Rep. Biney Gives Reasons for Amendment Bill

By: Martin C. Benson


The Inquirer
Monrovia, Liberia

Distributed by

The Perspective
Atlanta, Georgia

July 31, 2004

Pressing on his sponsored bill to amend the Act creating the Liberia Petroleum Refinery Company (LPRC), Assemblyman James P. Biney says unlike as at present, the legislation seeking to liberalize Liberia’s domestic market will create more employment, reduce petroleum prices and therefore, alleviate the suffering of the masses.

Addressing a news conference at his Capitol Building office on Tuesday, Assemblyman Biney reasoned that not blaming the LPRC, there is a change in reality. Where the corporation is not able to import and refine petroleum - the purpose for which it was established, therefore he said an adjustment must be made to allow desirous entities who have the capacity to import petroleum to do so freely.

“This will mean that those who are presently denied as well as the only one already allowed will all import”, assemblyman Biney emphasized and continued, “LPRC will then store more petroleum and make more money from storage fees.” He added, “the workers’ wages will correspondently increase as a result of the competition, the price of petroleum will drop, directly dropping transportation costs”, he noted.

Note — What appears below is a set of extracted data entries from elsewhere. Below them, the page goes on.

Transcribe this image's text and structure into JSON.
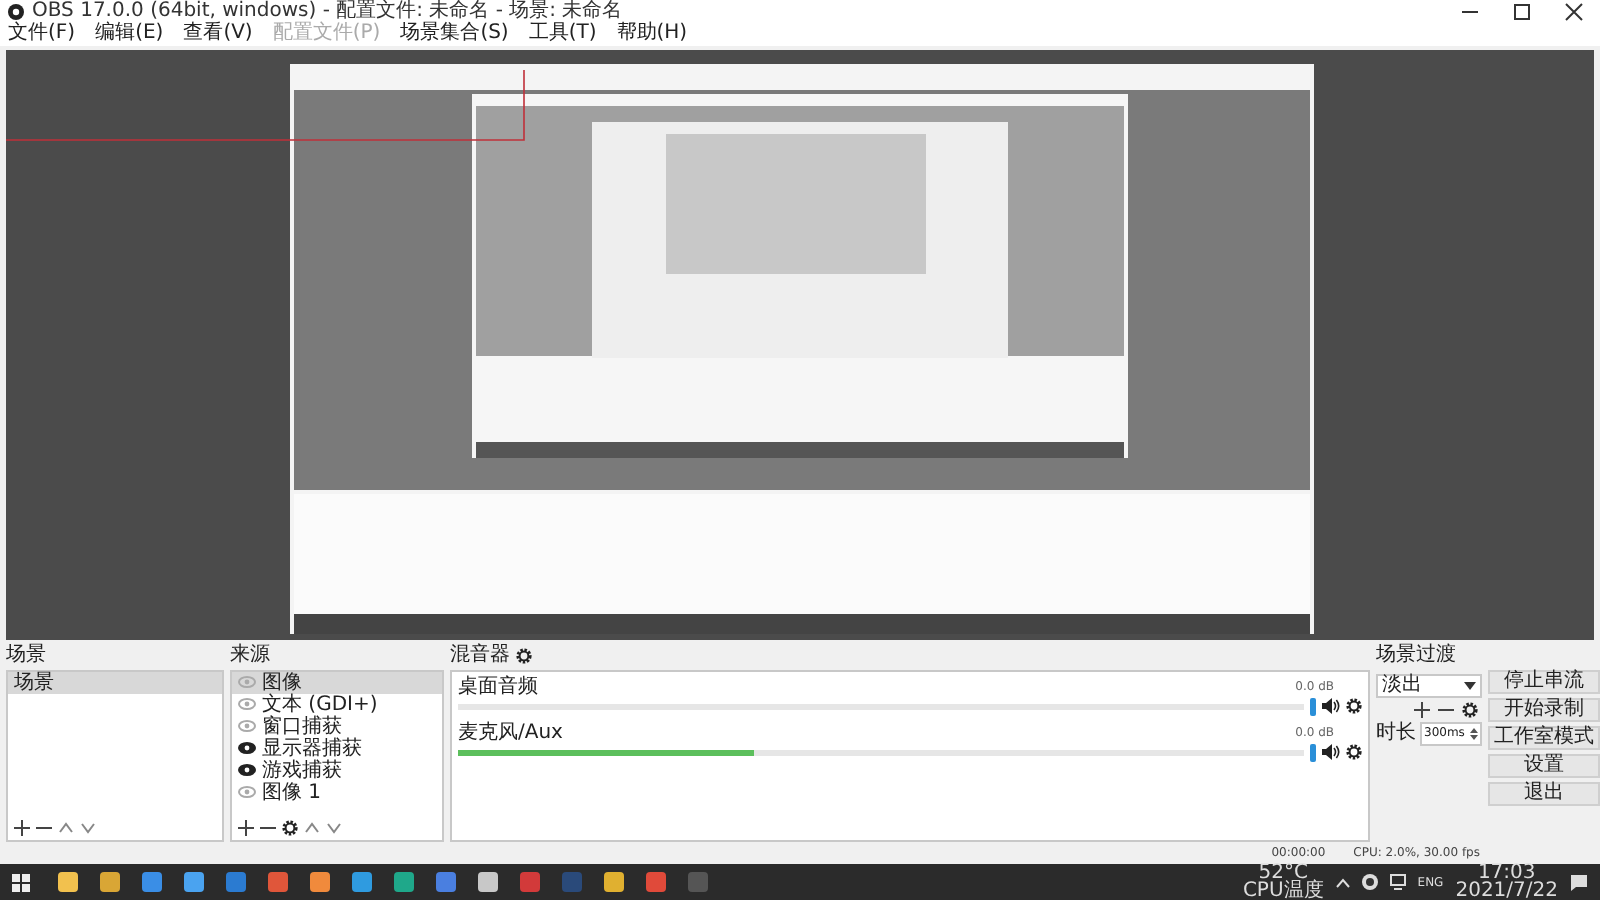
{
  "window": {
    "title": "OBS 17.0.0 (64bit, windows) - 配置文件: 未命名 - 场景: 未命名"
  },
  "menu": [
    {
      "label": "文件(F)",
      "disabled": false
    },
    {
      "label": "编辑(E)",
      "disabled": false
    },
    {
      "label": "查看(V)",
      "disabled": false
    },
    {
      "label": "配置文件(P)",
      "disabled": true
    },
    {
      "label": "场景集合(S)",
      "disabled": false
    },
    {
      "label": "工具(T)",
      "disabled": false
    },
    {
      "label": "帮助(H)",
      "disabled": false
    }
  ],
  "preview": {
    "kind": "picture"
  },
  "scenes": {
    "title": "场景",
    "items": [
      {
        "label": "场景",
        "selected": true
      }
    ]
  },
  "sources": {
    "title": "来源",
    "items": [
      {
        "label": "图像",
        "visible": false,
        "selected": true
      },
      {
        "label": "文本 (GDI+)",
        "visible": false,
        "selected": false
      },
      {
        "label": "窗口捕获",
        "visible": false,
        "selected": false
      },
      {
        "label": "显示器捕获",
        "visible": true,
        "selected": false
      },
      {
        "label": "游戏捕获",
        "visible": true,
        "selected": false
      },
      {
        "label": "图像 1",
        "visible": false,
        "selected": false
      }
    ]
  },
  "mixer": {
    "title": "混音器",
    "channels": [
      {
        "name": "桌面音频",
        "reading": "0.0 dB",
        "level": 0
      },
      {
        "name": "麦克风/Aux",
        "reading": "0.0 dB",
        "level": 0.35
      }
    ]
  },
  "transitions": {
    "title": "场景过渡",
    "selected": "淡出",
    "duration_label": "时长",
    "duration": "300ms"
  },
  "controls": [
    "停止串流",
    "开始录制",
    "工作室模式",
    "设置",
    "退出"
  ],
  "status_bar": {
    "time": "00:00:00",
    "cpu": "CPU: 2.0%, 30.00 fps"
  },
  "taskbar": {
    "apps": [
      {
        "color": "#f2c14e"
      },
      {
        "color": "#d9a635"
      },
      {
        "color": "#3a8ee6"
      },
      {
        "color": "#4aa3f0"
      },
      {
        "color": "#2b7bd1"
      },
      {
        "color": "#e0563a"
      },
      {
        "color": "#f08a3c"
      },
      {
        "color": "#2f9be0"
      },
      {
        "color": "#1fa88a"
      },
      {
        "color": "#4a7fe0"
      },
      {
        "color": "#c8c8c8"
      },
      {
        "color": "#d23a3a"
      },
      {
        "color": "#2a4a7a"
      },
      {
        "color": "#e0b030"
      },
      {
        "color": "#e04a3a"
      },
      {
        "color": "#555555"
      }
    ],
    "temp": "52°C",
    "temp_label": "CPU温度",
    "lang": "ENG",
    "clock": "17:03",
    "date": "2021/7/22"
  }
}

Since the inception of the NTGL when Chairman Gyude Bryant in his inaugural address promised to liberalize the market, this is the first concrete move to legislate laws for a competitive economy system.

Already, the bill was unanimously sent to the committee room in accordance with Plenary’s mandate to be deliberated upon. If approved by the committee, it will in two weeks anticipate to again be forwarded to plenary for passage before it will be sent to Chairman Bryant for approval.

Assemblyman Biney told the news conference that when an issue of this sort is being debated in a democratic society “like ours, it is important for the masses or constituents to know where each lawmaker stands, saying “if you are in favor of this bill you are for more employment at LPRC; competitions that lead to low transportation cost and liberalization.”

He said anything to the contrary will mean supporting a clique that seeks to perpetually control the petroleum market and hike prices to the disadvantage of the masses.

On the question that LPRC’s workers are troubled over the new move, Rep. Biney dismissed the report saying there are people manipulating the workers to perpetuate the status quo adding that his desire to push the bill stems from numerous complaint of denial by LPRC for others to bring in the product and that these complaints were read in plenary.

He said among other things, the US$30,000 non refundable application fees is part of LPRC Board’s craftiness designed to restrict the market saying “that money when paid will adversely impact on the prices, thereby suffering the masses”.

“The LPRC Board was structured outside of the law and so it is illegal, and what it decides is illegal especially when it comes to additional levies that obviously impacts on the prices. When levies impact on prices, consumers pay, transportation will automatically increase”, Assemblyman Biney argued.